Dans ce face à face inattendu entre la parole psychanalytique et celle de la foi donnant lieu à des scènes savoureuses de cocasserie, sans jamais sombrer dans la caricature ni la satire, l'un se substitue à l'autre, au point de voir un pape errant dans les rues de Rome, assistant avec une émotion fébrile à une représentation de Tchekhov, et un psychanalyste de plus en plus à l'aise au Vatican tout occupé qu'il est à maintenir la collégialité des cardinaux en organisant des compétitions de volley! Distillés deci delà, on retrouve dans Habemus Papam des éléments souvent autobiographiques chers à Nanni Moretti, dans une réflexion peut-être plus grave ou plus émouvante que dans ses oeuvres précédentes. Le volley ball a remplacé le water polo de Palombella Rossa, le football de La Messa e finita et la plongée de La stanza del figlio. Le psychanalyste empathique et tout en abnégation de La stanza del figlio fait place désormais dans Habemus Papam à celui qui semble plus occupé à rivaliser avec son ex femme et à savoir qui des deux détiendra la meilleure réputation, oubliant au passage ce qui animait sa vocation. Le jeune prêtre engagé dans son sacerdoce et adhérant au monde désolant qui l'entoure de La Messa é finita laisse place quant à lui à un Saint Père, qui ne saurait ni pourrait être ni saint ni le père de tous et parler en leur nom.
Derrière cette comédie très italienne - dont les accents sont plus proches d'un Ettore Scola dans sa tonalité mélancolique que d'un Fellini à la satire très appuyée – Nanni Moretti sans rien renier ni concéder à son cinéma parvient à cerner et à poursuivre, en donnant du leste à ses personnages et dans un discours qui se refuse à en être un, cette réflexion qu'il ne cesse de mener depuis ses premiers films sur la foi en ce que nous croyons ou réalisons. Si l'oeil critique de Nanni Moretti sur l'Italie, les médias, le catholicisme se faufile dans quelques scènes, ce n'est donc qu'à titre anecdotique tant le propos du réalisateur se veut plus fondamental et universel ici.
Sans conteste un film hommage à l'art et à l'enfance de l'art, questionnant la solitude du comédien, du réalisateur, comme celle du psychanalyste, Nanni Moretti qui dirige ici Michel Piccoli parvient à se dépouiller de tout propos circonstancié et échappe au film de circonstance ouvrant une question plus qu'il ne prétend y répondre.
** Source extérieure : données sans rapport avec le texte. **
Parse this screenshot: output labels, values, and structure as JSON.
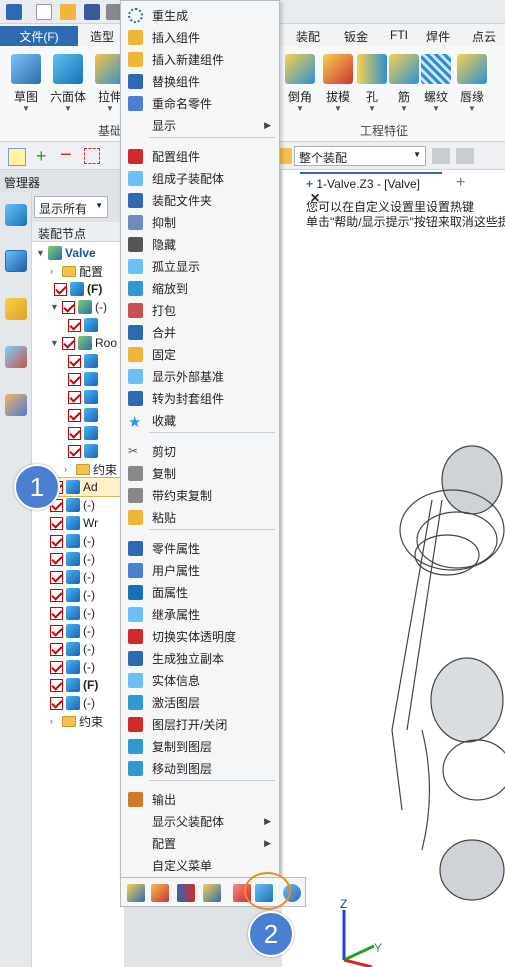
{
  "ribbon": {
    "file_tab": "文件(F)",
    "tabs": [
      "造型",
      "装配",
      "钣金",
      "FTI",
      "焊件",
      "点云"
    ],
    "left_buttons": [
      "草图",
      "六面体",
      "拉伸"
    ],
    "right_buttons": [
      "倒角",
      "拔模",
      "孔",
      "筋",
      "螺纹",
      "唇缘"
    ],
    "group_basic": "基础",
    "group_engineering": "工程特征"
  },
  "toolbar": {
    "assembly_select": "整个装配"
  },
  "manager": {
    "title": "管理器",
    "filter": "显示所有",
    "tree_header": "装配节点"
  },
  "tree": {
    "rows": [
      "Valve",
      "配置",
      "(F)",
      "(-)",
      "",
      "Roo",
      "",
      "",
      "",
      "",
      "",
      "",
      "约束",
      "Ad",
      "(-)",
      "Wr",
      "(-)",
      "(-)",
      "(-)",
      "(-)",
      "(-)",
      "(-)",
      "(-)",
      "(-)",
      "(F)",
      "(-)",
      "约束"
    ]
  },
  "document": {
    "tab_label": "1-Valve.Z3 - [Valve]",
    "hint_line1": "您可以在自定义设置里设置热键",
    "hint_line2": "单击\"帮助/显示提示\"按钮来取消这些提"
  },
  "context_menu": {
    "items": [
      {
        "label": "重生成",
        "icon": "regen-icon"
      },
      {
        "label": "插入组件",
        "icon": "insert-component-icon"
      },
      {
        "label": "插入新建组件",
        "icon": "insert-new-component-icon"
      },
      {
        "label": "替换组件",
        "icon": "replace-component-icon"
      },
      {
        "label": "重命名零件",
        "icon": "rename-part-icon"
      },
      {
        "label": "显示",
        "submenu": true
      },
      {
        "label": "配置组件",
        "icon": "config-component-icon"
      },
      {
        "label": "组成子装配体",
        "icon": "subassembly-icon"
      },
      {
        "label": "装配文件夹",
        "icon": "assembly-folder-icon"
      },
      {
        "label": "抑制",
        "icon": "suppress-icon"
      },
      {
        "label": "隐藏",
        "icon": "hide-icon"
      },
      {
        "label": "孤立显示",
        "icon": "isolate-icon"
      },
      {
        "label": "缩放到",
        "icon": "zoom-to-icon"
      },
      {
        "label": "打包",
        "icon": "pack-icon"
      },
      {
        "label": "合并",
        "icon": "merge-icon"
      },
      {
        "label": "固定",
        "icon": "fix-icon"
      },
      {
        "label": "显示外部基准",
        "icon": "external-datum-icon"
      },
      {
        "label": "转为封套组件",
        "icon": "envelope-icon"
      },
      {
        "label": "收藏",
        "icon": "star-icon"
      },
      {
        "label": "剪切",
        "icon": "cut-icon"
      },
      {
        "label": "复制",
        "icon": "copy-icon"
      },
      {
        "label": "带约束复制",
        "icon": "copy-with-constraints-icon"
      },
      {
        "label": "粘贴",
        "icon": "paste-icon"
      },
      {
        "label": "零件属性",
        "icon": "part-properties-icon"
      },
      {
        "label": "用户属性",
        "icon": "user-properties-icon"
      },
      {
        "label": "面属性",
        "icon": "face-properties-icon"
      },
      {
        "label": "继承属性",
        "icon": "inherit-properties-icon"
      },
      {
        "label": "切换实体透明度",
        "icon": "transparency-icon"
      },
      {
        "label": "生成独立副本",
        "icon": "independent-copy-icon"
      },
      {
        "label": "实体信息",
        "icon": "entity-info-icon"
      },
      {
        "label": "激活图层",
        "icon": "activate-layer-icon"
      },
      {
        "label": "图层打开/关闭",
        "icon": "layer-toggle-icon"
      },
      {
        "label": "复制到图层",
        "icon": "copy-to-layer-icon"
      },
      {
        "label": "移动到图层",
        "icon": "move-to-layer-icon"
      },
      {
        "label": "输出",
        "icon": "export-icon"
      },
      {
        "label": "显示父装配体",
        "submenu": true
      },
      {
        "label": "配置",
        "submenu": true
      },
      {
        "label": "自定义菜单"
      }
    ]
  },
  "callouts": {
    "one": "1",
    "two": "2"
  },
  "colors": {
    "accent": "#2e6ab1",
    "callout": "#4a7fd1",
    "highlight_ring": "#f08a1d",
    "check": "#cc0000"
  }
}
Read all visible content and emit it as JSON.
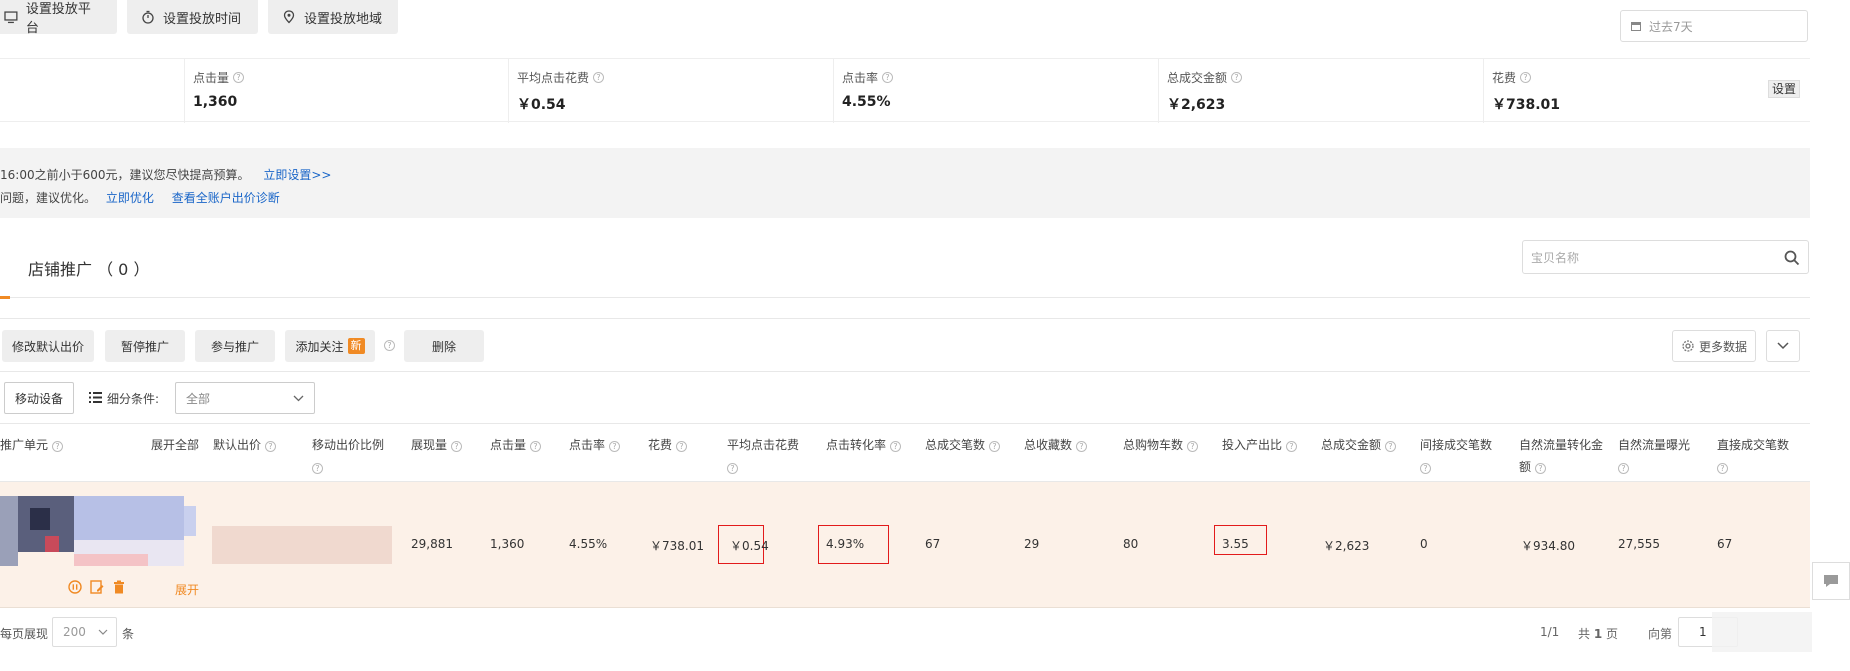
{
  "top_buttons": {
    "platform": "设置投放平台",
    "time": "设置投放时间",
    "region": "设置投放地域"
  },
  "date_range": {
    "placeholder": "过去7天"
  },
  "metrics": [
    {
      "label": "点击量",
      "value": "1,360"
    },
    {
      "label": "平均点击花费",
      "value": "￥0.54"
    },
    {
      "label": "点击率",
      "value": "4.55%"
    },
    {
      "label": "总成交金额",
      "value": "￥2,623"
    },
    {
      "label": "花费",
      "value": "￥738.01"
    }
  ],
  "settings_label": "设置",
  "notice": {
    "line1_text": "16:00之前小于600元，建议您尽快提高预算。",
    "line1_link": "立即设置>>",
    "line2_text": "问题，建议优化。",
    "line2_link1": "立即优化",
    "line2_link2": "查看全账户出价诊断"
  },
  "tab": {
    "label": "店铺推广 （ 0 ）"
  },
  "search": {
    "placeholder": "宝贝名称"
  },
  "toolbar": {
    "modify_bid": "修改默认出价",
    "pause": "暂停推广",
    "join": "参与推广",
    "add_follow": "添加关注",
    "new_badge": "新",
    "delete": "删除",
    "more_data": "更多数据"
  },
  "filter": {
    "device": "移动设备",
    "condition_label": "细分条件:",
    "condition_value": "全部"
  },
  "table": {
    "headers": {
      "unit": "推广单元",
      "expand_all": "展开全部",
      "default_bid": "默认出价",
      "mobile_ratio": "移动出价比例",
      "impressions": "展现量",
      "clicks": "点击量",
      "ctr": "点击率",
      "cost": "花费",
      "avg_cpc": "平均点击花费",
      "cvr": "点击转化率",
      "total_orders": "总成交笔数",
      "favorites": "总收藏数",
      "carts": "总购物车数",
      "roi": "投入产出比",
      "gmv": "总成交金额",
      "indirect_orders": "间接成交笔数",
      "organic_gmv": "自然流量转化金额",
      "organic_impr": "自然流量曝光",
      "direct_orders": "直接成交笔数"
    },
    "row": {
      "expand": "展开",
      "impressions": "29,881",
      "clicks": "1,360",
      "ctr": "4.55%",
      "cost": "￥738.01",
      "avg_cpc": "￥0.54",
      "cvr": "4.93%",
      "total_orders": "67",
      "favorites": "29",
      "carts": "80",
      "roi": "3.55",
      "gmv": "￥2,623",
      "indirect_orders": "0",
      "organic_gmv": "￥934.80",
      "organic_impr": "27,555",
      "direct_orders": "67"
    }
  },
  "pager": {
    "per_page_label": "每页展现",
    "per_page_value": "200",
    "unit": "条",
    "page_info": "1/1",
    "total_prefix": "共",
    "total_pages": "1",
    "total_suffix": "页",
    "goto_label": "向第",
    "goto_value": "1"
  },
  "colors": {
    "accent": "#f08a24",
    "link": "#1a66c8",
    "highlight_box": "#e21b1b",
    "row_bg": "#fcf1e8"
  }
}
A l'admirable scène où le pape Melville assiste incognito à une représentation de La Mouette de Tchekhov (1) répond probablement la séquence la plus enlevée et significative du film où sur des airs de Cueca (2), les cardinaux qui en oublient le « drame » qui occupe le Vatican et qui tient en haleine les fidèles sur la place Saint-pierre, improvisent à l'initiative du psychanalyste un joyeux bal tandis que le pape arpente les rues au même moment et sur le même air le Todo cambia (3) de Mercedes Sosa.
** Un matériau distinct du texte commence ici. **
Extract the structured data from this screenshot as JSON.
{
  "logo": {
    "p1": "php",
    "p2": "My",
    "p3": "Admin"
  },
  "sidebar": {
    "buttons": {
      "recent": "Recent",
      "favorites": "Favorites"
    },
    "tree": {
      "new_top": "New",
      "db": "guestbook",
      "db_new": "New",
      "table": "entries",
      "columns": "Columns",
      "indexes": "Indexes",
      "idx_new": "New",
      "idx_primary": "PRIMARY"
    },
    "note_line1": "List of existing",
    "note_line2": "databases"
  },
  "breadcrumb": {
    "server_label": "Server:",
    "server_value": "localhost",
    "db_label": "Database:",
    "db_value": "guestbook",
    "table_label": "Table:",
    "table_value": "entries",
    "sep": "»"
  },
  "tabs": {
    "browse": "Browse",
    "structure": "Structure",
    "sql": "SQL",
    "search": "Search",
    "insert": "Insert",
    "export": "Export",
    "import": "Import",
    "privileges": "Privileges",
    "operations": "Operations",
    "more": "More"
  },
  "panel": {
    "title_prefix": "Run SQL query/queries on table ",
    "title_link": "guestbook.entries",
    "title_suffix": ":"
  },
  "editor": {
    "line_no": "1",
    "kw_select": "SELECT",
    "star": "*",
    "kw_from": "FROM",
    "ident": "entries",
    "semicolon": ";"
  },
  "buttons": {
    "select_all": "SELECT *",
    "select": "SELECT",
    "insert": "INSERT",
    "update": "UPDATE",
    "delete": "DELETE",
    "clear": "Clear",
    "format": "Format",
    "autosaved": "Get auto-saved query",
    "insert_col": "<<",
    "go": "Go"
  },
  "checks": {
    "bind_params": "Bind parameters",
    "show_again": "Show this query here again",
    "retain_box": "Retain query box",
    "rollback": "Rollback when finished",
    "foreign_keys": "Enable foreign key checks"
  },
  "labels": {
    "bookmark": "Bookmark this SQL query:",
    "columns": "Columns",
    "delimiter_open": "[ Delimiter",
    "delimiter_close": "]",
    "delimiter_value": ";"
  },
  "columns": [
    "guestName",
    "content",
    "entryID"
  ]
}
Nanni Moretti -comme Alain Resnais - connait bien la chanson et ne tire nullement la révérence dans une fin qui ne peut que saisir le spectateur tant elle s'approche de l'esprit d'enfance que Nanni Moretti n'a cesser de traquer de film en film, afin d'en saisir ici son insouciance et sa gravité, au plus proche d'une vérité qui ne peut être que désarmante dans son authenticité.
1) Bel hommage appuyé à Michel Piccoli qui fut dirigé par Melville dans Le Doulos et qui a interprété La Cerisaie de Tchekhov, sous la direction de Peter Ustinov aux Bouffes du Nord.
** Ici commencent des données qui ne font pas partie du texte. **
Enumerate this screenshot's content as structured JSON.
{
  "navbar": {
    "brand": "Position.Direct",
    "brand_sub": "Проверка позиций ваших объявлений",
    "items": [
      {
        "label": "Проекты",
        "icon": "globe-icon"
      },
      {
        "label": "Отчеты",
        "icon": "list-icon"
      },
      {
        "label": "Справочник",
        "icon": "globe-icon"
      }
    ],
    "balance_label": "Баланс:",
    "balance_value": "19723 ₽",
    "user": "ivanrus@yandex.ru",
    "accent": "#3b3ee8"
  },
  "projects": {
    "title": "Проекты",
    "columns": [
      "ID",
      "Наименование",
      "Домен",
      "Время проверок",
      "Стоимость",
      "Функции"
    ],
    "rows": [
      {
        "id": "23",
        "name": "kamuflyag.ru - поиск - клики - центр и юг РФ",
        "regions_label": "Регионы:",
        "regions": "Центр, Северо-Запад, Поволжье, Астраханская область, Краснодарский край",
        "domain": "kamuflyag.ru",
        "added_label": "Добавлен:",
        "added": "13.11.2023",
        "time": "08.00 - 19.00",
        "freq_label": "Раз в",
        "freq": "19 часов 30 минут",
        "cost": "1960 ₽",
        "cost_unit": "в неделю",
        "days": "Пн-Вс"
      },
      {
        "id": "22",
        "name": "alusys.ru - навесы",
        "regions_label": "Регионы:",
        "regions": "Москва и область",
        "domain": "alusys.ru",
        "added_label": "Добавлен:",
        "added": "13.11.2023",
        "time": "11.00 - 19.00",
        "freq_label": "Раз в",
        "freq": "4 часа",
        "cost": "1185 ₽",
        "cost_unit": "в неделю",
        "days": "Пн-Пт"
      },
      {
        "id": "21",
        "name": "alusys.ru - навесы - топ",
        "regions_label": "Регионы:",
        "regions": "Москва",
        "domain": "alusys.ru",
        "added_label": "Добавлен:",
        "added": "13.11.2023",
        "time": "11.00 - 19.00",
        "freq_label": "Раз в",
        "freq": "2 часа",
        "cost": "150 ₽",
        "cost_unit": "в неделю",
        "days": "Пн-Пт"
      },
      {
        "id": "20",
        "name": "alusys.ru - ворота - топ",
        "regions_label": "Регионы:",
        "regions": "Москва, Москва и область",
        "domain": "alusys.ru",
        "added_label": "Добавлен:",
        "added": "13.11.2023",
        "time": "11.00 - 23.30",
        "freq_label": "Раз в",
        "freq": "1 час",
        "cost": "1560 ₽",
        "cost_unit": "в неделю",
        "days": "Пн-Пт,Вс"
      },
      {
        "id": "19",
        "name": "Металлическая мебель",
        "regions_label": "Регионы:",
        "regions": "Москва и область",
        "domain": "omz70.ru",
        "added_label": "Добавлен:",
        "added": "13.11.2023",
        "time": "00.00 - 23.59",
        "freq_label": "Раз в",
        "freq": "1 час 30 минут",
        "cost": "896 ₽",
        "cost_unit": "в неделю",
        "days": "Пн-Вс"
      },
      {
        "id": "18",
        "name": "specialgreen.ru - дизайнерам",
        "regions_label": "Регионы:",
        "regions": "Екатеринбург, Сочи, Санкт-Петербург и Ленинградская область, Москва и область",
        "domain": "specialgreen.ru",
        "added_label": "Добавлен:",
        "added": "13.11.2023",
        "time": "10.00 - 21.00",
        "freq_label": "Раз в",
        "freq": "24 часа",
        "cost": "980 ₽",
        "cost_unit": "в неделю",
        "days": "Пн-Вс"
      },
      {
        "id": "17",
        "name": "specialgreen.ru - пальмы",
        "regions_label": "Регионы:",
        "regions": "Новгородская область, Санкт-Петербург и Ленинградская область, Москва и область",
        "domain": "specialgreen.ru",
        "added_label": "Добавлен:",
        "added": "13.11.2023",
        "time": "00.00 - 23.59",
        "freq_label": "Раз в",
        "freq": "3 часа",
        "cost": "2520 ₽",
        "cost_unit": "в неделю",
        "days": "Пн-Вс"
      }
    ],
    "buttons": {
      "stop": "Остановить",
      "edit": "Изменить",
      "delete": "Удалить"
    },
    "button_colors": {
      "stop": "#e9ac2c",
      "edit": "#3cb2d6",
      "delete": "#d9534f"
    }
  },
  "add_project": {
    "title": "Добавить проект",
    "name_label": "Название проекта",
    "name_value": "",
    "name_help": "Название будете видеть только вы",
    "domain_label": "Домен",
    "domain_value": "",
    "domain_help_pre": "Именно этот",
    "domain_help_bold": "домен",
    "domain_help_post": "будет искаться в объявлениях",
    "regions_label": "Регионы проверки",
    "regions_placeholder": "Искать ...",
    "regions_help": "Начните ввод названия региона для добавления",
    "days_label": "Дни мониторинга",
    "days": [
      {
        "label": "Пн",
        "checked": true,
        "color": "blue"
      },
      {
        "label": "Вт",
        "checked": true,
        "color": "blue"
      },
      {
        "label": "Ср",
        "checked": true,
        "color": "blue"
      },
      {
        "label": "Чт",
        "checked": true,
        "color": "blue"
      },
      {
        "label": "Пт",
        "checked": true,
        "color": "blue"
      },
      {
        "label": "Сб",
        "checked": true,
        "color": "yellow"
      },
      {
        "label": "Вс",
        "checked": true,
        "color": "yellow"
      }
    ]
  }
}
2) Danse traditionnelle chilienne particulièrement rythmée.
3) La chanson Todo cambia écrite par le chilien Julio Numhauser durant son exil et interpretée par Mercedes Sosa est également reprise dans la Bande annonce du film. La traduction du refrain est la suivante : « Tout change, ce qui a changé hier changera demain, il n'y a donc rien d'étonnant à ce que je change aussi. »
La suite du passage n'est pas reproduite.